Consider 2, almost identical frames, with the same front end (main frame), the same rear end (suspension arm) and one suspension pivot located at the BB tube. Here is the only difference:

A) The first one (let us call it the “A” frame) has the BB welded ON the rear arm. The BB is enclosed within a pair, of so beloved, bearings, which are attached on the main frame, via the old ring & bold apparatus.
Now,
This is CLEARLY a URT, isn’t it? The BB is part of the rear suspension arm….

B) The other one (we will call it the “B” frame) has the BB welded ON the main frame (that’s the front part of the frame!). The BB is enclosed within the same pair of bearings, which are attached on the rear suspension arm via the old ring & bold apparatus.
Now,
CLEARLY this is NOT a URT frame! The BB is part of the main frame and not the rear suspension arm.

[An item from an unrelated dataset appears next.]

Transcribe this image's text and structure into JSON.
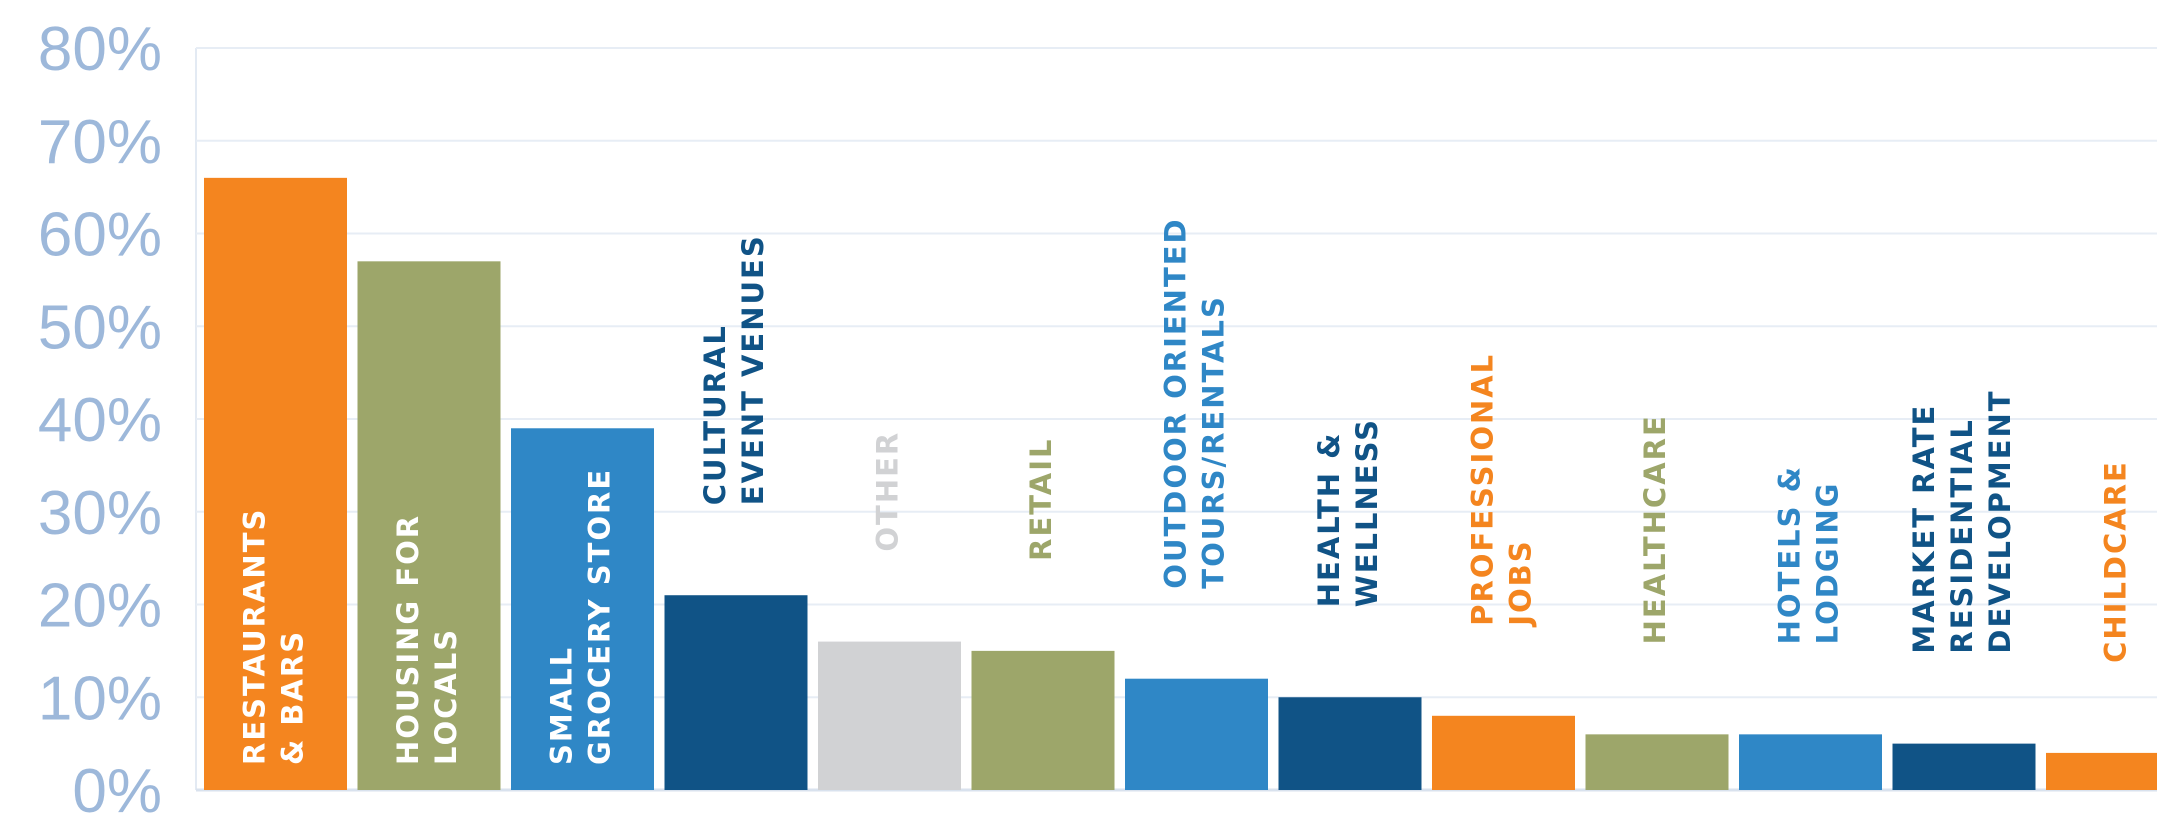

The difference will be more evident if we took apart those 2 frames. The “A” frame will be a URT (the BB is part of the rear suspension arm & the “B” frame will not be, as the BB will “stay” on the main frame.

Here are the questions.

1) Given the fact that those 2 frames are equipped with the identical parts (suspension fork, parts, brakes…) will they ride differently?

2) If we cover the pivot, will anyone be able to recognize which witch is which, by just ridding the damn things?

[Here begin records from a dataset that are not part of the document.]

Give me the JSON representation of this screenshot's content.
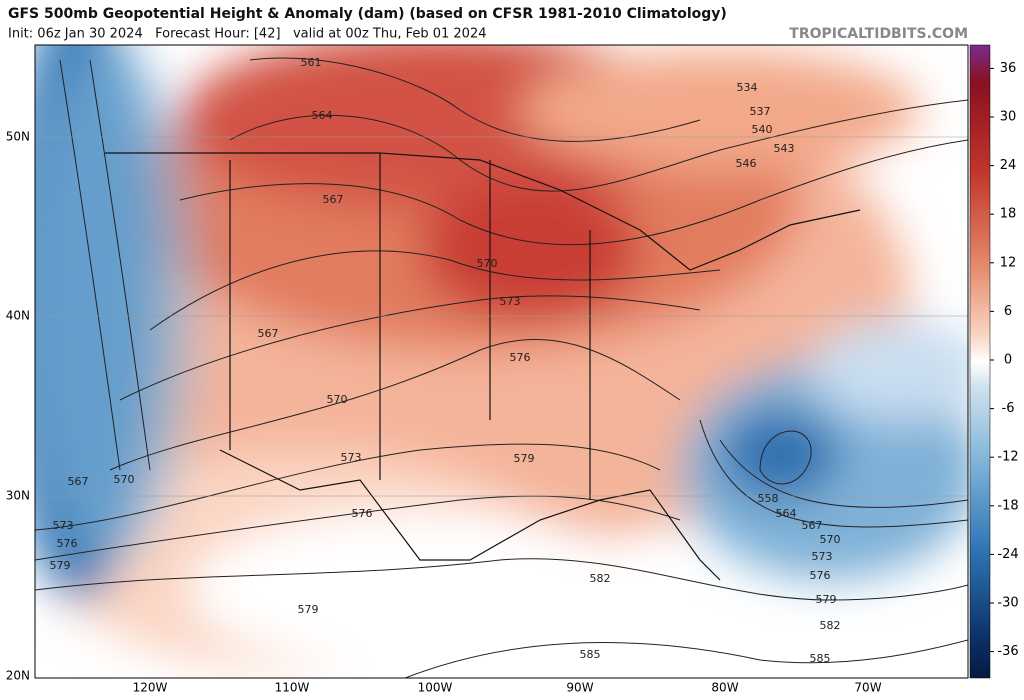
{
  "header": {
    "title": "GFS 500mb Geopotential Height & Anomaly (dam) (based on CFSR 1981-2010 Climatology)",
    "subtitle": "Init: 06z Jan 30 2024   Forecast Hour: [42]   valid at 00z Thu, Feb 01 2024",
    "watermark": "TROPICALTIDBITS.COM"
  },
  "map": {
    "latitude_labels": [
      "50N",
      "40N",
      "30N",
      "20N"
    ],
    "longitude_labels": [
      "120W",
      "110W",
      "100W",
      "90W",
      "80W",
      "70W"
    ],
    "contour_labels": [
      561,
      564,
      567,
      570,
      573,
      576,
      567,
      570,
      573,
      579,
      567,
      570,
      573,
      576,
      579,
      576,
      579,
      582,
      585,
      585,
      582,
      579,
      576,
      573,
      570,
      567,
      564,
      558,
      534,
      537,
      540,
      543,
      546
    ]
  },
  "colorbar": {
    "ticks": [
      36,
      30,
      24,
      18,
      12,
      6,
      0,
      -6,
      -12,
      -18,
      -24,
      -30,
      -36
    ]
  }
}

3) So, given the fact that a URT may ride exactly the same as a non URT, just because both frames suspension arms are pivoting on the same axle, cannot we claim that if we are able to rotate an other URT design concentrically to the BB, it will ride as a non URT?
Or more correctly,
With this principle, won’t we be able to get rid of the stiffening of the rear suspension while descending, as soon as we stand on our pedals?

This is what the RAM bike does. The rear arm is suspended over a virtual point that is also the BB. So when the rider stands on the pedals the rear end does NOT stiffen!

This has nothing to do with the preferred suspension travel. In this apparatus, the wheelbase gets shorter as soon as the rear wheel axle crosses the BB height. At first and as long as the rear axle has not passed the BB, the wheelbase will increase. Then as the suspension arm travels through to the limits of it’s travel, the wheelbase will shorten.

For my (a personal preference) this is the only negative with Mr. Sheppard’s design. Everything else is brilliantly made! For once more congrats Richard!
  • 4 0
 Those pictures made me want to clean my room again.
  • 3 0
 Imagine your junk getting caught on that AWD mtb with long ass chain. Yikes!
  • 1 0
 Not to mention the black chain grease tattoos you will have for the rest of your life!
  • 1 0
 So did those special hubs on the adjustable tire air pressure system have an internal air chamber? Must have to in order to interrupt the pressure line from fixed to rotating?
  • 3 0
 I saw lots of weird products there, did I miss the wonderful ones?
  • 3 0
 NONE of that was wonderful!
  • 2 0
 Dr Ian Malcolm has some sage words on this: www.youtube.com/watch?v=g3j9muCo4o0
  • 3 0
 55psi huh?
  • 4 0
 Right?
The “low” pressure setting is higher than I run on any of my bikes...
  • 8 0
 55 pounds in my Minions, don't care about your opinions.
  • 1 0
 2WD EMB w a wireless connection. Weight doesn't matter cuz you're cheating anyway.
  • 2 0
 None of these look even remotely like a session, at all.
  • 2 0
 First bike looks like something from a Dr. Seuss book.
  • 1 0
 Such cool ideas! Very interesting article. Crazy but interesting lol.
  • 1 0
 rad...Heim made two of those things on the list!!
  • 1 0
 im sure i wouldn't get pants dirty on the 2 wheeldrive/17 chains bike!!
  • 1 0
 I like the idea of charging e bikes with pedal power.
  • 1 0
 A whole lot of solutions in search of a problem.
  • 1 1
 Mr Ophidian is going to need a lot of lube
  • 1 0
 Those long stroke shocks take quite a beating.